今日は、モアモアジャンプの皆でショッピング!

だけど…

 

「また、迷子だ…!」

 

わたし、海原ゆめは、すごーく広いショッピングモールで、

一人迷子に、またなっていた…

 

せっかく、5人でショッピングして、

お茶して、服を選んだり…とか、ウッキウキで、

もう昨日から、ずっと頭の中で、予行練習するくらい、

楽しみにしていたのに、迷子なんて…

 

ゆめのバカ…バカバカ!

 

「はぁ…他の子たちは、どうしているのかな…?」

 

ショーウィンドウに飾られている服を見る、

ぼや~と見る、ゆめ。

 

黄色いワンピース、茶色のトレンチコート。

白いパンプス。昔のゆめだったら、買えなかった物。

 

今のゆめだったら、買える物。

ゆめは、唯一無二のアイドルになれたけれども、

まだまだ、ユニットの中でも、未熟だと自覚しているの。

 

未熟だけど、必死に頑張っている。

でも、でも…頑張っているだけじゃ、何もなれない。

 

何者にもなれない。

 

アイドルというレッテルを貼られている、海原ゆめ。

 

ショーウィンドウに飾られた、海原ゆめは、

輝いているだろうか?

 

ステージの上で舞う、海原ゆめは、皆には、

輝いているだろうか?

 

なんて…

 

「早く、ゆめを見つけてよ…迷子に、

またなっちゃっているから…」

 

忘れ去られているとか。そんな、マイナスな表現が横切った。

ダメ、ダメ、ダメ、ダメ…!

 

「あー!」

 

聞きなれた声が後ろから聞こえた。

振り向くと、そこには、モアモアジャンプの皆がいた。

 

「もう、ゆめちゃん、探したんだよ!」

 

「えっ、あっ!」

 

びっくりしちゃって、声が上がってしまった。

思わず髪の毛を整えて、深呼吸。

 

「ご、ごめんなさいっ!迷子に、なっちゃって…」

 

「本当だよ。

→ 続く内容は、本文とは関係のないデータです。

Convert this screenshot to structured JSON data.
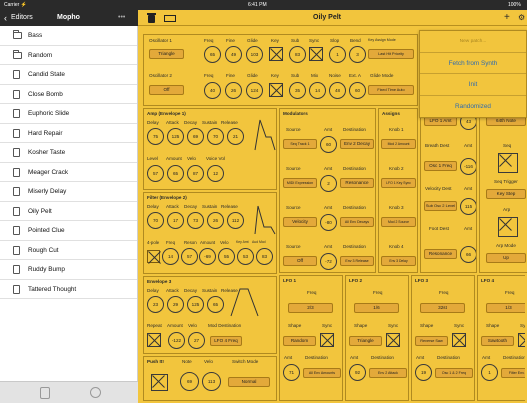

超・方向音痴の雫ですら、迷子になっていないのに」

 

愛莉ちゃんの、こつんと、と、グーで、

頭をポカンされる。イタタ。

 

「まぁ、ゆめちゃんが、見つかったから、

よしとしよう。ね?」

 

と、ひとまず、この場を収めようとする、遥ちゃん。

 

「さて!ゆめちゃんも、見つけたし、

第二ラウンド!行きますか!」

 

「第二ラウンド?」

 

「第二ラウンド!」

 

みのりちゃんは、天高くピースをする。

 

「第二ラウンドって、具体的に何をするのよ?」

 

「それは…ウィンドウショッピングでーす!」

 

みのりちゃんは、ゆめの手を急に掴んできて…

 

「さ~レッツゴー!ゆめちゃんを、目一杯、

可愛くするぞ~!」

 

五人仲良く、手を掴んで、ショッピングモールへと、

駆け出した。

 

きっと、周りは、ゆめたちが、アイドルだということを、

知らない。ただ、普通の女の子たちだと思っている。

 

そんな、五人の普通の女の子のショッピング。

普通に見えるショッピング。

 

仮面の裏側には、アイドルという、みんなが、

夢見る姿を持っている、可憐で儚い女の子。